Isn’t this territorial imbroglio somewhat reminiscent of the war Britain waged against Argentina over the Falkland Islands in 1982, when Prime Minister Margaret Thatcher sent her country’s mighty fleet to crush the Latinos? Was Thatcher in the wrong because the Falkland Islands are right next door to Argentina, with Britain half a continent away? Or was that formidable prime minister right in that all of the Falklands’ inhabitants said they preferred to remain British? Wasn’t there a joke then about that war being like a squabble between two bald men fighting over a comb?

Now that Manila commentators are using “West Philippine Sea” instead of South China Sea, can China be stopped from altering its maps? While it’s obvious that the Scarborough Shoal lies just to the left of Luzon and the Spratly Islands are right next door to Palawan (and closer to Vietnam than to China), where is the United Nations’ Law of the Sea now that it’s needed? Does the wrangling just boil down to the possibility of finding oil in the disputed areas?

Is anyone concerned that the Philippine Navy is puny compared to China’s? Aren’t most of our ships and military hardware second-hand stuff, courtesy of the US government? Is the Pinoy dream of being a plucky David to China’s greedy giant realistic?

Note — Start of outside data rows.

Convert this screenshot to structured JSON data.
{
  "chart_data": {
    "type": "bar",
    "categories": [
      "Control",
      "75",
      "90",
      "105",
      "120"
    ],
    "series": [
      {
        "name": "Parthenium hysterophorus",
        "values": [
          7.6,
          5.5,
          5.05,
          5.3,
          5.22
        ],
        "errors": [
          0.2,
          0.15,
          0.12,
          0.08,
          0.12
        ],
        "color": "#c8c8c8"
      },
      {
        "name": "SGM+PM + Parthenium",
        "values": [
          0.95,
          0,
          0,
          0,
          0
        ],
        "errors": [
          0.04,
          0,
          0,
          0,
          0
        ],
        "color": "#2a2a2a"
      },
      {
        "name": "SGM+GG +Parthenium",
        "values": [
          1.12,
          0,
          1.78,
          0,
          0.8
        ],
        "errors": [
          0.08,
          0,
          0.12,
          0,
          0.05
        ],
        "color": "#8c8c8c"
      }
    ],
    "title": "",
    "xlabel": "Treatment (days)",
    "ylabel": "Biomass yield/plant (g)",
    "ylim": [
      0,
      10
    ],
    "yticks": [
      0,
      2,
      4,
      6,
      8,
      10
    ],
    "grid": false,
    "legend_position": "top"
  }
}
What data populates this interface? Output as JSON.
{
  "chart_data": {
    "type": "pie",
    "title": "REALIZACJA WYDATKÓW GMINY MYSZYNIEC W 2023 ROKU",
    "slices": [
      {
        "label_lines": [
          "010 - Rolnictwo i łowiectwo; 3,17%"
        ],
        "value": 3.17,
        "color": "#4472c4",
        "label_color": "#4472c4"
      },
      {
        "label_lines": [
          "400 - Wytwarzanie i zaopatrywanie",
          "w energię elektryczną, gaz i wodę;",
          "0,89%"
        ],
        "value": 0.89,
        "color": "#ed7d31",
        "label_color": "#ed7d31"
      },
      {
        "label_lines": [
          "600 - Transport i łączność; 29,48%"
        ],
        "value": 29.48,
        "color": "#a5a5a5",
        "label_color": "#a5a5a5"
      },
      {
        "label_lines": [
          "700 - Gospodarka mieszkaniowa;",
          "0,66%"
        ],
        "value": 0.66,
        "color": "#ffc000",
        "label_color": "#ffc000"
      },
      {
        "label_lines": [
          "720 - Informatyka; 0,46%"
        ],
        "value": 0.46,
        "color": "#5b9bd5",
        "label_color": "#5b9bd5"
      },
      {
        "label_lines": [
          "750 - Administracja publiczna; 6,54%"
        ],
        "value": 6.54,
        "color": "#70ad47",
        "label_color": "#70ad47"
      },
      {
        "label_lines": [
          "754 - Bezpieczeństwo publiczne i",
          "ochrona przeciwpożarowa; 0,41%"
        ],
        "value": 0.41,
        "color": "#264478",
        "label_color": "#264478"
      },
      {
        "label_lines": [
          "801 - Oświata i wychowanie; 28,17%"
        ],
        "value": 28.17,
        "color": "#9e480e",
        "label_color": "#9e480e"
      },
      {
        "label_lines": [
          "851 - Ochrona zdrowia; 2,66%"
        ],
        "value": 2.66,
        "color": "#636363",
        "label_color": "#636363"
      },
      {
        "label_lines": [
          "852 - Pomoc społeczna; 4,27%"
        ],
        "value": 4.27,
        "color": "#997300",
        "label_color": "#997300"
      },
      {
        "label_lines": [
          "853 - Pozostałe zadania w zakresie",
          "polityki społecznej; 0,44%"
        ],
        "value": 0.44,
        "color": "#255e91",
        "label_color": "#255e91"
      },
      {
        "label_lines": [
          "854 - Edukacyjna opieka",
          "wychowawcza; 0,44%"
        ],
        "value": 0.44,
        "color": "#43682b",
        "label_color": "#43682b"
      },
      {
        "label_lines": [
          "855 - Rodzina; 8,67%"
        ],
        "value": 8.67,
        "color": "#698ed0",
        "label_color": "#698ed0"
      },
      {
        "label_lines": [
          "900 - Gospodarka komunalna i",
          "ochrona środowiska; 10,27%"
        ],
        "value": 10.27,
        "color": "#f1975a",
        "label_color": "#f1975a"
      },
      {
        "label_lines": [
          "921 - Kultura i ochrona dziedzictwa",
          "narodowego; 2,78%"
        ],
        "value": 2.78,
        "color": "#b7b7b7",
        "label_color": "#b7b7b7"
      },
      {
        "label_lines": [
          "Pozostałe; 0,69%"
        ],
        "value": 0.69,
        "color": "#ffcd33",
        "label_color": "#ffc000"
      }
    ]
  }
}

Wasn’t it another Chinese blogger who said that if every Chinese person spat, the Philippines would drown? Didn’t that remind me of finding, when I first came to Hong Kong in the early 1980s, the locals spitting everywhere? Didn’t the British colony then seem like one big spittoon? Wasn’t it the late writer Anthony Burgess who described hawking and spitting as “the national sound” made by overseas Chinese?

Didn’t my late mother tell us stories about her Chinoy lolo who washed up in Tayabas from impoverished Amoy, cut off his queue, changed his name to Samson and learned to speak Spanish? Didn’t he do well by marrying a savvy Pinay, setting up a business and producing 10 children—one of them my grandmother who spoke and sang beautiful Spanish?

Will the verbal assaults keep ricocheting across the ocean while politicians on both sides ignore more pressing problems on land? Is the issue more about human perversity than nationalist pride? Who knows?

Isabel Escoda is a freelance journalist based in Hong Kong.